Another option (not entirely accurate, of course, but still) for checking the correct size is to remove the boot from the boot and stand in the outer boot with your foot in a toe so that the thumb rests slightly on its front part. There should be a distance of approximately 25 mm behind the heel, which is enough for you to stick your crossed, middle and index fingers there. When carrying out this measurement, one must not forget that, as a rule, manufacturers make an outer boot of the same size for two subsequent foot sizes, that is, for example, for boots with sizes 27 and 27.5 (or 26.5 and 27 for another manufacturer) the outer part will be exactly the same, and the inner one will differ in the thickness of the filler. If the boot fits your size, slide the boot into place and put on your shoes. The first impression is that the shoe is too small. But there is no need to rush, looking at the large sizes. The thing is that a modern boot will, to a lesser or greater extent, "crumple" over your leg during riding and looking cramped during the first fitting, will be just right after two or three days of riding. Fasten (but do not tighten!) The clips from the bottom up first. Stand up and swing your leg back and forth, from side to side. Then bring the knee forward so that the heel "sits" tightly in its intended place. Now tighten the clips. The boot should fit the foot tightly everywhere, it may be a little tight - after all, its filler, taking the shape of a leg, has not yet softened. As soon as this happens, you will begin to fasten the clips much more than when you first tried it on. Be sure to pay attention to this, because if you have already tightened them to the last position, then there will be no way at all to tighten them when it is really necessary. The fingers should not rest, but at the same time they should not be too loose either. Do an experiment. On one leg, put on a boot of the same size, and on the other - on a different size floor. Once you feel the difference, figure out which one suits you best. You can do this with a boot of the same size but of a different model. Also try to lift the heel off the insole - it shouldn't come up. Sit down, slowly at first, then sharply. If you are thrown backwards, perhaps this boot is too stiff for you, or you need to choose a model with a stronger forward cuff inclination.
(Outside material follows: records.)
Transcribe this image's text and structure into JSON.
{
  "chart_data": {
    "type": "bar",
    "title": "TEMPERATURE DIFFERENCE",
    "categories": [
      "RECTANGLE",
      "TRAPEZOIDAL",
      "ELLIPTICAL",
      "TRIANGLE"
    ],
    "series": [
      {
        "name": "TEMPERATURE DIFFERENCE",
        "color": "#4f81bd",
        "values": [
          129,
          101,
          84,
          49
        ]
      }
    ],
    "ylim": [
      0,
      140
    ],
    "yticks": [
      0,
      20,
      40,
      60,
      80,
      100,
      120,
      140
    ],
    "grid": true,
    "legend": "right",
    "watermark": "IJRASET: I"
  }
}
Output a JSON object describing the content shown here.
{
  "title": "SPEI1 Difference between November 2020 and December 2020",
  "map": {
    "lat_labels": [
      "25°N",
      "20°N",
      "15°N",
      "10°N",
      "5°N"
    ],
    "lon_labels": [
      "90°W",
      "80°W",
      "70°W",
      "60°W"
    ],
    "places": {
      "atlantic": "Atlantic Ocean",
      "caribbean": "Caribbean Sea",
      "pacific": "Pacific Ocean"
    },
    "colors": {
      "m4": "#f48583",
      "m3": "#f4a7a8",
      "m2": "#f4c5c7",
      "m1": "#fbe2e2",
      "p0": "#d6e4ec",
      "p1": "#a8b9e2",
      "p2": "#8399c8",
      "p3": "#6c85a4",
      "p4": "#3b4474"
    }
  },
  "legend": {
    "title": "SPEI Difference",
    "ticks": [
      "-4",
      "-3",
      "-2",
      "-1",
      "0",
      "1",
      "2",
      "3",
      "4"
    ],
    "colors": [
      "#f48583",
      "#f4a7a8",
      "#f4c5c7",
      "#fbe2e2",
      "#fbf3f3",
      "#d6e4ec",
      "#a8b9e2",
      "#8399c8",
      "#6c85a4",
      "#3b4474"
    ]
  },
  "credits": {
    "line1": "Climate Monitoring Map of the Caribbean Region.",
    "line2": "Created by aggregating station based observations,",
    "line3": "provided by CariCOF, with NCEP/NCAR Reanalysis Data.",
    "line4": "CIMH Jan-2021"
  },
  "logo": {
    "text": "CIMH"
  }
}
If nothing bothers you, tighten the clips a little more. Stay (not sitting, walk at the same time, move) in your shoes for 15-20 minutes. Try to feel if the upper part of the tongue is pressing on the leg when it is bent, if there is an unpleasant sensation in the calf muscle from the top of the cuff when it is tense. If there are no painful sensations, the leg does not dangle, does not grow numb, does not slip from side to side and back and forth, and everything satisfies you - congratulations. You have made your choice.

There are also a number of recommendations that may seem optional, but it is still worth listening to them.
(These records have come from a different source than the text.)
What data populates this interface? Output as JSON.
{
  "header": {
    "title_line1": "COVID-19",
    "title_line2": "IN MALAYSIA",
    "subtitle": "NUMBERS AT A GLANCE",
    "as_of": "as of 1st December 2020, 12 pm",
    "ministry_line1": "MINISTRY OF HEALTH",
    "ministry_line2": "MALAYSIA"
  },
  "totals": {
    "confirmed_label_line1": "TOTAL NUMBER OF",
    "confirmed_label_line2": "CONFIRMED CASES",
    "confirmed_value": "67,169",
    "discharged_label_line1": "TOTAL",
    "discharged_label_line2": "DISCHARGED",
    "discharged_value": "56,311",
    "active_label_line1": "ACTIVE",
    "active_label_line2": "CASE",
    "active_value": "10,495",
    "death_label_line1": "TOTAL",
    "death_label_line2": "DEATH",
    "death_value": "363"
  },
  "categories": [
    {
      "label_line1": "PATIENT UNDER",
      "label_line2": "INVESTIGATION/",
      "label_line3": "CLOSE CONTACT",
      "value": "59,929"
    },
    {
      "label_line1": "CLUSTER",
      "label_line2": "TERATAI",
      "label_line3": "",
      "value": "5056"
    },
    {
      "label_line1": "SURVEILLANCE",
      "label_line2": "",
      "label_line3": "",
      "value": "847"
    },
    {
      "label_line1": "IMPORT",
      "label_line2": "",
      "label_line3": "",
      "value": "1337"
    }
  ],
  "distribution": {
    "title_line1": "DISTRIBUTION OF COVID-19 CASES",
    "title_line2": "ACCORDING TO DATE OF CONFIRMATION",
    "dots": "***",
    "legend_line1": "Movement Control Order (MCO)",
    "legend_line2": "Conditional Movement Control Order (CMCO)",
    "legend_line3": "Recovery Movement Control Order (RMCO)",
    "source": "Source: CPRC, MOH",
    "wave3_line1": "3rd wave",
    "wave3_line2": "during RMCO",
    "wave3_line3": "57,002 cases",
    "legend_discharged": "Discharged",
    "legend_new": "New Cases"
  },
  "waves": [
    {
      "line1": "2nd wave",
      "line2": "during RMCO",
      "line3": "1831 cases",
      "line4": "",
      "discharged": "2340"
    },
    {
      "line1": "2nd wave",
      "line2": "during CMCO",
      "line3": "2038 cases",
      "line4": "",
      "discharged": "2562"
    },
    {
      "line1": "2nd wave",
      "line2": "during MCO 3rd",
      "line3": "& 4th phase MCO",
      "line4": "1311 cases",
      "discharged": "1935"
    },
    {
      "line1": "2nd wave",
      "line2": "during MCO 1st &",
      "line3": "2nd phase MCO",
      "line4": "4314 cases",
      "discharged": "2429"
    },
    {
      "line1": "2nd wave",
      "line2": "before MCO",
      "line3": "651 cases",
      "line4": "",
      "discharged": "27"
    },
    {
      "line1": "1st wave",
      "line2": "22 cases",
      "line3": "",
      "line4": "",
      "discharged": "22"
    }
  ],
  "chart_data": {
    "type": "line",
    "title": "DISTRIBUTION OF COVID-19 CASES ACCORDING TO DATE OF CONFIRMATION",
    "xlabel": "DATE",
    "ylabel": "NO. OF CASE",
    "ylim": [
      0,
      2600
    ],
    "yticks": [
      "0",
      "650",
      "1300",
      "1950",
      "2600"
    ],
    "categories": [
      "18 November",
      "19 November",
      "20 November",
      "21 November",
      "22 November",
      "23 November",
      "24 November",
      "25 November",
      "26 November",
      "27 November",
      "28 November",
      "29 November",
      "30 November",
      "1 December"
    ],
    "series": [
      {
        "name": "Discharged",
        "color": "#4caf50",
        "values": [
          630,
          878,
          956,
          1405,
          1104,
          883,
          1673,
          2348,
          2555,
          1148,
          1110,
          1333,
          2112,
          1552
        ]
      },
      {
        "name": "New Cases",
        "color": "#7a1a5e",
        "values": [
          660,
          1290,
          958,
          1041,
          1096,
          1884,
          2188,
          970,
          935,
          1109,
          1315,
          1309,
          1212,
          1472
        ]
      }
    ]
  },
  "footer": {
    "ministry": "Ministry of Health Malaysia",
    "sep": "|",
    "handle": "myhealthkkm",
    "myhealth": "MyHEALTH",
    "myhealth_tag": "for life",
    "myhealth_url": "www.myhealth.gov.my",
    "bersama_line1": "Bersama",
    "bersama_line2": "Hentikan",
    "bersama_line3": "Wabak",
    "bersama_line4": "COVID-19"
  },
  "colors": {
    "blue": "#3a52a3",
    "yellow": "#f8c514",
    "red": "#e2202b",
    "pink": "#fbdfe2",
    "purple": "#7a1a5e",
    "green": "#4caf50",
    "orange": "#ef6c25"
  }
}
Firstly, you will visit several stores and consult the managers, try on 3-5 different models of boots in each of them in order to find out which one suits you best. In addition, it will allow you to understand the cost (and possibly adjust your claims). Try to try on boots in the evening, because your feet will slightly increase in size by the end of the day. By the way, as a rule, a person has one leg slightly larger than the other, so try on both boots. Keep in mind that in a warm room they will be much softer than when riding, even in the sun in early spring. The materials from which the boots are made become much less flexible in the cold. By choosing boots, inspect them carefully and try all adjustments again.Anything can be, because practice shows that not a single thing can be insured against accidental marriage.